Sin duda, la cobertura de ese hecho pudo ser mejor y los reporteros ser más cuidadosos para no exponer innecesariamente a la persona que sufría un colapso que, contrario a lo que se dice, no era evidente como tal al principio. Sin embargo, los que dejaron pasar cuatro horas para controlar la situación no fueron los comunicadores.
Siempre resultará más fácil acusar a la prensa de “amarillista”, de “irresponsable” y de “carroñera”, que aceptar la propia incompetencia en el servicio público. De preferencia, sin distinción. Porque para ellos, somos los “pinches medios” que “acosaban” a Arturo Bermúdez, y el “hampa periodística” que no le da concesiones a una “cuarta transformación” que cada vez se parece más a lo que antes padecimos.
Pero cuando matan a un periodista, esos mismos que lo llamaron “miserable” se rasgan las vestiduras, salen a las plazas a protestar y exigen respeto a la libertad de expresión. De preferencia, si el que gobierna es un partido diferente al de sus simpatías.

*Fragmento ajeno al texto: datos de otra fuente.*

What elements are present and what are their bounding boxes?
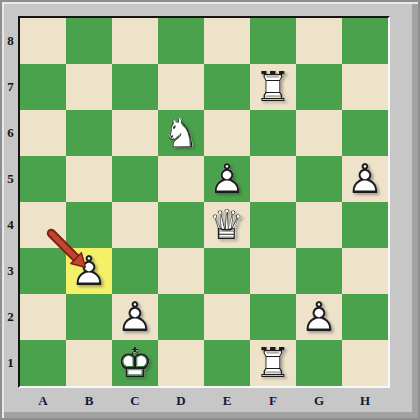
rank-label-4: 4	[3, 202, 18, 248]
white-pawn-b3[interactable]: ♟♙	[66, 248, 112, 294]
file-label-c: C	[112, 391, 158, 413]
square-a3[interactable]	[20, 248, 66, 294]
file-labels: ABCDEFGH	[20, 391, 388, 413]
square-d3[interactable]	[158, 248, 204, 294]
white-knight-outline-icon: ♘	[158, 110, 204, 156]
square-c6[interactable]	[112, 110, 158, 156]
square-d5[interactable]	[158, 156, 204, 202]
black-undefined-outline-icon	[342, 110, 388, 156]
square-a1[interactable]	[20, 340, 66, 386]
square-f7[interactable]: ♜♖	[250, 64, 296, 110]
rank-label-1: 1	[3, 340, 18, 386]
chess-board: ♜♖♞♘♟♙♟♙♛♕♟♙♟♙♟♙♚♔♜♖	[20, 18, 388, 386]
rank-label-3: 3	[3, 248, 18, 294]
square-b1[interactable]	[66, 340, 112, 386]
file-label-a: A	[20, 391, 66, 413]
square-c7[interactable]	[112, 64, 158, 110]
square-h5[interactable]: ♟♙	[342, 156, 388, 202]
black-undefined-outline-icon	[66, 202, 112, 248]
square-b4[interactable]	[66, 202, 112, 248]
white-pawn-e5[interactable]: ♟♙	[204, 156, 250, 202]
square-f2[interactable]	[250, 294, 296, 340]
square-h6[interactable]	[342, 110, 388, 156]
square-g8[interactable]	[296, 18, 342, 64]
file-label-d: D	[158, 391, 204, 413]
square-g4[interactable]	[296, 202, 342, 248]
square-a7[interactable]	[20, 64, 66, 110]
square-h3[interactable]	[342, 248, 388, 294]
white-king-c1[interactable]: ♚♔	[112, 340, 158, 386]
white-rook-outline-icon: ♖	[250, 340, 296, 386]
black-undefined-b6[interactable]	[66, 110, 112, 156]
square-a8[interactable]	[20, 18, 66, 64]
square-f8[interactable]	[250, 18, 296, 64]
white-queen-outline-icon: ♕	[204, 202, 250, 248]
black-undefined-b4[interactable]	[66, 202, 112, 248]
black-undefined-a8[interactable]	[20, 18, 66, 64]
file-label-b: B	[66, 391, 112, 413]
white-knight-d6[interactable]: ♞♘	[158, 110, 204, 156]
square-f4[interactable]	[250, 202, 296, 248]
diagram-frame: 87654321 ABCDEFGH ♜♖♞♘♟♙♟♙♛♕♟♙♟♙♟♙♚♔♜♖	[0, 0, 420, 420]
white-pawn-outline-icon: ♙	[296, 294, 342, 340]
white-pawn-outline-icon: ♙	[204, 156, 250, 202]
square-f1[interactable]: ♜♖	[250, 340, 296, 386]
black-undefined-e6[interactable]	[204, 110, 250, 156]
square-b7[interactable]	[66, 64, 112, 110]
square-e1[interactable]	[204, 340, 250, 386]
black-undefined-h6[interactable]	[342, 110, 388, 156]
file-label-g: G	[296, 391, 342, 413]
square-f6[interactable]	[250, 110, 296, 156]
square-b6[interactable]	[66, 110, 112, 156]
square-b5[interactable]	[66, 156, 112, 202]
black-undefined-outline-icon	[20, 18, 66, 64]
square-a6[interactable]	[20, 110, 66, 156]
square-g1[interactable]	[296, 340, 342, 386]
square-b8[interactable]	[66, 18, 112, 64]
white-king-outline-icon: ♔	[112, 340, 158, 386]
square-g6[interactable]	[296, 110, 342, 156]
black-undefined-outline-icon	[20, 202, 66, 248]
square-a5[interactable]	[20, 156, 66, 202]
rank-label-2: 2	[3, 294, 18, 340]
white-rook-outline-icon: ♖	[250, 64, 296, 110]
square-g2[interactable]: ♟♙	[296, 294, 342, 340]
black-undefined-outline-icon	[204, 110, 250, 156]
square-c4[interactable]	[112, 202, 158, 248]
black-undefined-outline-icon	[296, 64, 342, 110]
square-e5[interactable]: ♟♙	[204, 156, 250, 202]
square-d6[interactable]: ♞♘	[158, 110, 204, 156]
square-c1[interactable]: ♚♔	[112, 340, 158, 386]
file-label-h: H	[342, 391, 388, 413]
rank-label-6: 6	[3, 110, 18, 156]
square-g5[interactable]	[296, 156, 342, 202]
black-undefined-outline-icon	[296, 18, 342, 64]
square-h7[interactable]	[342, 64, 388, 110]
black-undefined-g8[interactable]	[296, 18, 342, 64]
file-label-f: F	[250, 391, 296, 413]
square-h1[interactable]	[342, 340, 388, 386]
square-b2[interactable]	[66, 294, 112, 340]
square-d7[interactable]	[158, 64, 204, 110]
square-g3[interactable]	[296, 248, 342, 294]
rank-label-8: 8	[3, 18, 18, 64]
rank-label-5: 5	[3, 156, 18, 202]
square-e3[interactable]	[204, 248, 250, 294]
black-undefined-outline-icon	[66, 110, 112, 156]
square-e6[interactable]	[204, 110, 250, 156]
square-e4[interactable]: ♛♕	[204, 202, 250, 248]
black-undefined-g7[interactable]	[296, 64, 342, 110]
file-label-e: E	[204, 391, 250, 413]
square-c2[interactable]: ♟♙	[112, 294, 158, 340]
black-undefined-a2[interactable]	[20, 294, 66, 340]
square-d2[interactable]	[158, 294, 204, 340]
square-g7[interactable]	[296, 64, 342, 110]
white-rook-f7[interactable]: ♜♖	[250, 64, 296, 110]
square-c5[interactable]	[112, 156, 158, 202]
rank-labels: 87654321	[3, 18, 18, 386]
black-undefined-c5[interactable]	[112, 156, 158, 202]
white-pawn-c2[interactable]: ♟♙	[112, 294, 158, 340]
square-d1[interactable]	[158, 340, 204, 386]
square-d4[interactable]	[158, 202, 204, 248]
black-undefined-a4[interactable]	[20, 202, 66, 248]
white-pawn-g2[interactable]: ♟♙	[296, 294, 342, 340]
board-border: ♜♖♞♘♟♙♟♙♛♕♟♙♟♙♟♙♚♔♜♖	[18, 16, 390, 388]
white-pawn-outline-icon: ♙	[342, 156, 388, 202]
rank-label-7: 7	[3, 64, 18, 110]
square-c3[interactable]	[112, 248, 158, 294]
square-f3[interactable]	[250, 248, 296, 294]
black-undefined-f8[interactable]	[250, 18, 296, 64]
square-b3[interactable]: ♟♙	[66, 248, 112, 294]
black-undefined-outline-icon	[250, 18, 296, 64]
white-pawn-outline-icon: ♙	[112, 294, 158, 340]
square-e8[interactable]	[204, 18, 250, 64]
square-d8[interactable]	[158, 18, 204, 64]
square-a4[interactable]	[20, 202, 66, 248]
white-queen-e4[interactable]: ♛♕	[204, 202, 250, 248]
square-e2[interactable]	[204, 294, 250, 340]
square-h8[interactable]	[342, 18, 388, 64]
black-undefined-outline-icon	[20, 294, 66, 340]
square-h4[interactable]	[342, 202, 388, 248]
black-undefined-outline-icon	[112, 156, 158, 202]
white-pawn-outline-icon: ♙	[66, 248, 112, 294]
square-c8[interactable]	[112, 18, 158, 64]
white-rook-f1[interactable]: ♜♖	[250, 340, 296, 386]
square-e7[interactable]	[204, 64, 250, 110]
white-pawn-h5[interactable]: ♟♙	[342, 156, 388, 202]
square-f5[interactable]	[250, 156, 296, 202]
square-a2[interactable]	[20, 294, 66, 340]
square-h2[interactable]	[342, 294, 388, 340]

El objetivo de esas inquisiciones fue cubrir lo que sí resultó evidente: la absoluta incapacidad de las autoridades de todos los órdenes de gobierno en Veracruz –federal, estatal y municipal- para atender la mínima crisis que les estalle, aún si eso ocurre frente a sus puertas. Ni un protocolo, ningún plan de atención o contingencia. Nada.
Si no pueden con esto, imagínese con la delincuencia organizada. Pero los “pinches” y “miserables” son, somos, los periodistas.